WASHINGTON — He was my hostage. I was his reporter.

After 444 days as one of 52 hostages held captive in Tehran, seized by Iranian militants, Marine Sgt. Paul Lewis was released on Jan. 20, 1981. Lewis was soon back in Homer, the small Illinois town about 20 miles east of Champaign-Urbana where he was raised. The day after the town threw Lewis a parade, I interviewed him in his parents’ living room about his ordeal.

Months earlier, I was assigned Lewis as “my” hostage. Any time there was a possibility of a release — and there were multiple false starts — I would race south on I-57 from Chicago and camp out, with other journalists, in the Homer restaurant run by Lewis’ Aunt Shirley to get the latest and, of course, to be there when he returned.
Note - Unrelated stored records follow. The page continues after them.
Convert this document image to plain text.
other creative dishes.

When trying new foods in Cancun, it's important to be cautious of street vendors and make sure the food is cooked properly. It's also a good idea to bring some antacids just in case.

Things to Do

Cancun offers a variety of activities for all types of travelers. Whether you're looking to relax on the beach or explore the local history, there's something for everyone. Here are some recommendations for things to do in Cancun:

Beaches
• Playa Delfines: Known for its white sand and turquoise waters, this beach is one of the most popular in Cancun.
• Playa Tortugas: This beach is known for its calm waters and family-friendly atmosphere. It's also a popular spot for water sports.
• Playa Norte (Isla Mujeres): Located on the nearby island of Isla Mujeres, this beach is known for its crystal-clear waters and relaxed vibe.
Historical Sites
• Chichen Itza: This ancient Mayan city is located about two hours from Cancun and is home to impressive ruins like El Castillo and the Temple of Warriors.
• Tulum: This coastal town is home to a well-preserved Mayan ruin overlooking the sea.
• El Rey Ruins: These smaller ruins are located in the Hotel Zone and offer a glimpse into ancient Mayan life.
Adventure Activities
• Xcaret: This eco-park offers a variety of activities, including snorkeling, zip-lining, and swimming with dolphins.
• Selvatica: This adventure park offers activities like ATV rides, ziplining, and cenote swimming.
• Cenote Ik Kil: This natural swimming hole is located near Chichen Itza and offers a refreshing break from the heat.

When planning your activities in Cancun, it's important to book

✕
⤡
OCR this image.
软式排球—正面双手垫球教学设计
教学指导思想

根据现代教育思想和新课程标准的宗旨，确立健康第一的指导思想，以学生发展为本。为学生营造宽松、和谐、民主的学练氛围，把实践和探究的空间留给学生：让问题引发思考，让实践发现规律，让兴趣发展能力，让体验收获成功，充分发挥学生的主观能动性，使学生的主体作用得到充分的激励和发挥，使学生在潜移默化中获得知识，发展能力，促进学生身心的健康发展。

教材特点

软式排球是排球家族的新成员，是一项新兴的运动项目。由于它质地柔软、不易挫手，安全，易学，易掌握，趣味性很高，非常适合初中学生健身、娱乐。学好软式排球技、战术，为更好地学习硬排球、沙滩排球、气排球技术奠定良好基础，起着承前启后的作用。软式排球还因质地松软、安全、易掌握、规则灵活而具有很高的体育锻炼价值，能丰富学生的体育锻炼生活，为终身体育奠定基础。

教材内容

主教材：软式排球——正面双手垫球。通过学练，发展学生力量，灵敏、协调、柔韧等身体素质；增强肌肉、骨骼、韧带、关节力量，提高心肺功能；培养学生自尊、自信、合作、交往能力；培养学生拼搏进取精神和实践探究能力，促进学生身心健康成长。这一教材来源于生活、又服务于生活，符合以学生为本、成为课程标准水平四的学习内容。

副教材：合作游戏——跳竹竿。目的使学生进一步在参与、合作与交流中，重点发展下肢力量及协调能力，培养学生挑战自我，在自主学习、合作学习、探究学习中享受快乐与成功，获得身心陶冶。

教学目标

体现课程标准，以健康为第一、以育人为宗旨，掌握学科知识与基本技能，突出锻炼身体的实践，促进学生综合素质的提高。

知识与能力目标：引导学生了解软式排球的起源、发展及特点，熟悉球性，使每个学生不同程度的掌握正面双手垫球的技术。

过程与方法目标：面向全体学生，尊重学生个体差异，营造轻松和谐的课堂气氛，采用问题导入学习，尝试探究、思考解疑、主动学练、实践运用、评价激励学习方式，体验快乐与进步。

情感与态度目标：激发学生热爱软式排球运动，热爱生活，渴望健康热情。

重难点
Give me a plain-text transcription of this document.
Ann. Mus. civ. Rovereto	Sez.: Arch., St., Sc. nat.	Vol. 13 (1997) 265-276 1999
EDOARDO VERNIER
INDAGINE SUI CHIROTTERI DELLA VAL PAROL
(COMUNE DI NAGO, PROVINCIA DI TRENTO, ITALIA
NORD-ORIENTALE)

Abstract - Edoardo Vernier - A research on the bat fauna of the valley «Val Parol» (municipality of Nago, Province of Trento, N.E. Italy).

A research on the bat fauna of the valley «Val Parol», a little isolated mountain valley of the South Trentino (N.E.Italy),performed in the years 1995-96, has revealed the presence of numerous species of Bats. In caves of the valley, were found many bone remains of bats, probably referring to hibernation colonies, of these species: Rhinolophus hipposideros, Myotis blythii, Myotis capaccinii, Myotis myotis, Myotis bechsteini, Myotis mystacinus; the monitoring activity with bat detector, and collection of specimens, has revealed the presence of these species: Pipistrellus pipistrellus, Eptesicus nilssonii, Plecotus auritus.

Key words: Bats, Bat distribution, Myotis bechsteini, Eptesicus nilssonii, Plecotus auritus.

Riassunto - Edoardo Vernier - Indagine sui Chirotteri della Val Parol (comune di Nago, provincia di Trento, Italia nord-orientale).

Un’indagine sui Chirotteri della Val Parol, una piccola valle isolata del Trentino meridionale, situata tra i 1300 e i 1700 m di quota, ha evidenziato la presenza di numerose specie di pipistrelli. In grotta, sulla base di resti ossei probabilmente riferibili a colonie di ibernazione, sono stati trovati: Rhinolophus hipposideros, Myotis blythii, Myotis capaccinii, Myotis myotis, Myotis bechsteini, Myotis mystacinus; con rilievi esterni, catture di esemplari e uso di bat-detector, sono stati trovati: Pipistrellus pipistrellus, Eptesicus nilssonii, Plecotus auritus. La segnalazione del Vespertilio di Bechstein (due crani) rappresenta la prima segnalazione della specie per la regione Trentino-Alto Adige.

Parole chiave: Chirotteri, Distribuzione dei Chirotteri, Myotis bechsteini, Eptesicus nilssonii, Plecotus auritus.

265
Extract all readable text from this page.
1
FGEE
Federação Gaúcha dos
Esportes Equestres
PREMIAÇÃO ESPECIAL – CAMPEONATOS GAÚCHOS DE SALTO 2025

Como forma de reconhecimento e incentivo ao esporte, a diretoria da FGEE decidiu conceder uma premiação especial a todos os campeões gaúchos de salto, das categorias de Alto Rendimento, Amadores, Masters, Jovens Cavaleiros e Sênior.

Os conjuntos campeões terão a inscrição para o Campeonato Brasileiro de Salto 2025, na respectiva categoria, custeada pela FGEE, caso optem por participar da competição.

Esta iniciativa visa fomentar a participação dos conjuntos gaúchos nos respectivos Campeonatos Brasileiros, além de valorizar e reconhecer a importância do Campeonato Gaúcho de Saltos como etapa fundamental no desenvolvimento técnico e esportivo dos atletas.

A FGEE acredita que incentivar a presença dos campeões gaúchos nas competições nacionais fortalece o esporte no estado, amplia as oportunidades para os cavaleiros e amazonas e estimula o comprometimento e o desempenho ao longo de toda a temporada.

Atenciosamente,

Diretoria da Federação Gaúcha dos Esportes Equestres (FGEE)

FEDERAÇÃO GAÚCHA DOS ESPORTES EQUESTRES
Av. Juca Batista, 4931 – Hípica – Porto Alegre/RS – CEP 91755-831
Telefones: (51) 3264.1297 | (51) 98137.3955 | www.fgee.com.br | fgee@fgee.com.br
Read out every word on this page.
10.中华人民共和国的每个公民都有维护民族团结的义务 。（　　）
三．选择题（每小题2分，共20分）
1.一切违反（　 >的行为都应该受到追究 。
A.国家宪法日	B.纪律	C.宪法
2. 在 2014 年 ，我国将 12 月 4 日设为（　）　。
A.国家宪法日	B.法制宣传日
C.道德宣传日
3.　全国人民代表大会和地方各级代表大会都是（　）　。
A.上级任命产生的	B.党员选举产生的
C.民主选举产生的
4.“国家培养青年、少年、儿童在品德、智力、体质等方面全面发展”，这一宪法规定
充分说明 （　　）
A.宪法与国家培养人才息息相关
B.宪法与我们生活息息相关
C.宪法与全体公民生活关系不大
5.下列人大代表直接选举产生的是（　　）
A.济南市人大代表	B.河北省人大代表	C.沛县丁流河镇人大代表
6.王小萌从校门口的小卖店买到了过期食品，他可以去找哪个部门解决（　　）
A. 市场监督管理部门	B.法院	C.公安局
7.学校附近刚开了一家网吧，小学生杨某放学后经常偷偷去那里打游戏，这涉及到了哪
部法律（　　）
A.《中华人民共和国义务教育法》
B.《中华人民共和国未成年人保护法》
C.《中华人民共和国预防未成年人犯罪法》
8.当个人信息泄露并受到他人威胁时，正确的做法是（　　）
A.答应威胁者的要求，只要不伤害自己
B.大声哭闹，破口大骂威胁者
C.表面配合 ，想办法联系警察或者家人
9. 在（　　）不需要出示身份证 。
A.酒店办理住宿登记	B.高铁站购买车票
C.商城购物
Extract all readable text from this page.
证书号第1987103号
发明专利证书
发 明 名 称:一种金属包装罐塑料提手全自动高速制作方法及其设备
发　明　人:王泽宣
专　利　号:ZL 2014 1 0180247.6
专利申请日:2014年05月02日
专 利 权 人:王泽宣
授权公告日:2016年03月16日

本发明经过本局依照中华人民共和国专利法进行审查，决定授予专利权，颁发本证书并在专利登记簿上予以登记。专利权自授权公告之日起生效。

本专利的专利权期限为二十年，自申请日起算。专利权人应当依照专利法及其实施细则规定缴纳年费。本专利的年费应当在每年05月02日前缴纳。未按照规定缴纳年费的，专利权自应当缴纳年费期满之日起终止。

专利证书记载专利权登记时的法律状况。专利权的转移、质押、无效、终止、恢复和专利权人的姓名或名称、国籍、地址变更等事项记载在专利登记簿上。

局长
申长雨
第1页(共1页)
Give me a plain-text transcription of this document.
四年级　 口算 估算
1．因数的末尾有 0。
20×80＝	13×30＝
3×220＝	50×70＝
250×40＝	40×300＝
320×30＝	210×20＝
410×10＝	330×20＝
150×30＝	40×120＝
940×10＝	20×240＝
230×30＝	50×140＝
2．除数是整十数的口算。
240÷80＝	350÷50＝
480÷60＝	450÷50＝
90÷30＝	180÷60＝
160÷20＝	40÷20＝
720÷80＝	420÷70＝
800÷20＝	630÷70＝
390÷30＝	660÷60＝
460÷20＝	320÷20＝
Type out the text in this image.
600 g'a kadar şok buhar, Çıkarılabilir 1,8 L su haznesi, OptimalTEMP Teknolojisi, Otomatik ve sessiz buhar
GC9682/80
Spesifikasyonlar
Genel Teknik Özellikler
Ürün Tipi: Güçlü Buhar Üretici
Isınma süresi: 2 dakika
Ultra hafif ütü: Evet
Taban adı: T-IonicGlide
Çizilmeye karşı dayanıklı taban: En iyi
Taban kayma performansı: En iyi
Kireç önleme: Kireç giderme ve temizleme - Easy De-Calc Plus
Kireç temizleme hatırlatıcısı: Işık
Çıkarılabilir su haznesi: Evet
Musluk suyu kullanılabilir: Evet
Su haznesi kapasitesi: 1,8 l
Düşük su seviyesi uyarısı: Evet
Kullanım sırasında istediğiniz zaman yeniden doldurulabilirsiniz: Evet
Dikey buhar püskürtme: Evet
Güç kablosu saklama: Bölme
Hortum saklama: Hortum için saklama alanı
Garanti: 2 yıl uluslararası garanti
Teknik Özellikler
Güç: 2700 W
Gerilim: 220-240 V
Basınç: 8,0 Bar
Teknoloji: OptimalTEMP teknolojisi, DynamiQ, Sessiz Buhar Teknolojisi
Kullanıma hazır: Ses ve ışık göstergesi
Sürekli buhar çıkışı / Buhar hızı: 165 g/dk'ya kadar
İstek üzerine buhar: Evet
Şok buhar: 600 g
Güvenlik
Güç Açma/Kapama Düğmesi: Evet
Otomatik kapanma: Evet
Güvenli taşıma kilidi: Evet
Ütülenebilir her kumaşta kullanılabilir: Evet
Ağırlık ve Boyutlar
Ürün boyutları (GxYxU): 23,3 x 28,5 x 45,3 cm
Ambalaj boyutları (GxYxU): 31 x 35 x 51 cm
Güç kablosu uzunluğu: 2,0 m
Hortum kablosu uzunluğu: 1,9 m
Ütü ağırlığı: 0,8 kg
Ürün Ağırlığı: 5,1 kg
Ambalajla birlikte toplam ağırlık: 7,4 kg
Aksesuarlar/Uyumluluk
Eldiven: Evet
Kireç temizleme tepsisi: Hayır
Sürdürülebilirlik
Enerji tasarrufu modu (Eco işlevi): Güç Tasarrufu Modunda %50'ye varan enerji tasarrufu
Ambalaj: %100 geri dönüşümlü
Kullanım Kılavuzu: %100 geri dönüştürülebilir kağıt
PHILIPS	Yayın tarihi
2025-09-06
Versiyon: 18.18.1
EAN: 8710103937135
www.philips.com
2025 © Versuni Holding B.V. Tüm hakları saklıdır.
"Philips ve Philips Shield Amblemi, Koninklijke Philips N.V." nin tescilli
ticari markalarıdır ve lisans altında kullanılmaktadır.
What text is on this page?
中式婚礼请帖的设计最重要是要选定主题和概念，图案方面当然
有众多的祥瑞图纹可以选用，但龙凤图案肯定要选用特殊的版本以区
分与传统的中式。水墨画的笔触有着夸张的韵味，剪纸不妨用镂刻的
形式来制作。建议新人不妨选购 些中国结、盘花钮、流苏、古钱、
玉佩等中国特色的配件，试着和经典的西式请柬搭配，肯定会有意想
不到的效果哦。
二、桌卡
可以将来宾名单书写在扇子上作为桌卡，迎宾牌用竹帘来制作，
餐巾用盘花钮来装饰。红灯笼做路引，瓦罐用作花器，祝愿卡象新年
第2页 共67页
Now, 34 years later, Lewis reached out to me.

He wanted to talk about the hostages’ decadeslong battle to secure compensation from Iran. You may be shocked to learn there is still unfinished business left over from the Iranian hostage crisis, triggered on Nov. 4, 1979, when Iranians seized the U.S. embassy in Tehran.

The 1981 deal between Iran and the State Department that freed the captives, called the Algiers Accords, banned the hostages from seeking damages, though they were never a party to the agreement and clearly the U.S. was acting under duress.

An effort by the hostages to work around the Algiers Accords has been thwarted by U.S. courts, the State Department and a Congress taking forever to act.

I’m picking up the story where I left off.

After Lewis returned, he married a woman from Homer later in 1981, finished school at the University of Illinois at Urbana-Champaign and raised, with wife Kristi, two sons, now 25 and 29. The 57-year-old Lewis, an investment adviser, is speaking to me on the phone from his office in Champaign.

Giving the hostages their due — something many other U.S. victims of international violence have received through the years — “will certainly put some of this aside and get some closure to this event,” Lewis tells me.

There are 39 hostages still alive, including Lewis, and they try to keep their cause in the news. They talked about their nightmare when the movie “Argo,” about six embassy staffers who escaped, was released and won an Oscar for best picture in 2013. But nothing happened.

With another news peg — the U.S. and its “P5+1” partners are negotiating with Iran over a pact to prevent Iran from making a nuclear weapon — Lewis got in touch to discuss their plight and the lingering impact of his time in captivity.

Lewis was 22 and in Tehran less than a day at the time of his capture. The Iranians thought he was a spy because embassy staff did not know him and his name wasn’t on any embassy roster.

He was handcuffed, bound and blindfolded for long periods. There were “times when I was scared out of my mind.” He faced a mock firing squad, food that made him gag.

“When we were first caught, I just tried to sleep the whole thing away and that just made me feel depressed; just can’t sleep for weeks and months. And at some point, I spent a lot of time alone. You have time to think. I thought, ‘Are you going to give up and roll over and let this thing kill you?’ I decided I was going to get through it.”

So what’s happened in 34 years?

Lewis discovered after his return that he had “developed an exaggerated startled response.”

Small things set him off.

At a restaurant Lewis needs to sit at a corner table, and he avoids the middle of a room because “it’s still troubling for me to have a lot of things moving around behind my back.”

Lewis eventually had surgeries for dislocated shoulders. The smell of tea sparks “strange feelings.” He has a troubling recurring dream that “I am back there and then I wake up to find out I am really home.”

Tom Lankford, the attorney representing the hostages since 1999, said, “I think Paul has bottled up a lot of things.”

For several years, measures have been pending in Congress to create a compensation fund for the hostages and their families. To get around the Algiers Accords, the money would come from fines and penalties collected from violations of the U.S.-Iran sanctions law. The aim is for $4.4 million for each hostage.

Leading this effort in the Senate is Johnny Isakson, R-Ga. On Friday, Isakson told me he has bipartisan support for his legislation and it is stuck for factors not related to the substance of getting the hostages “compensated for what they went through.”

Said Isakson, “These people went through hell for 444 days.”

It’s time to take care of the unfinished business.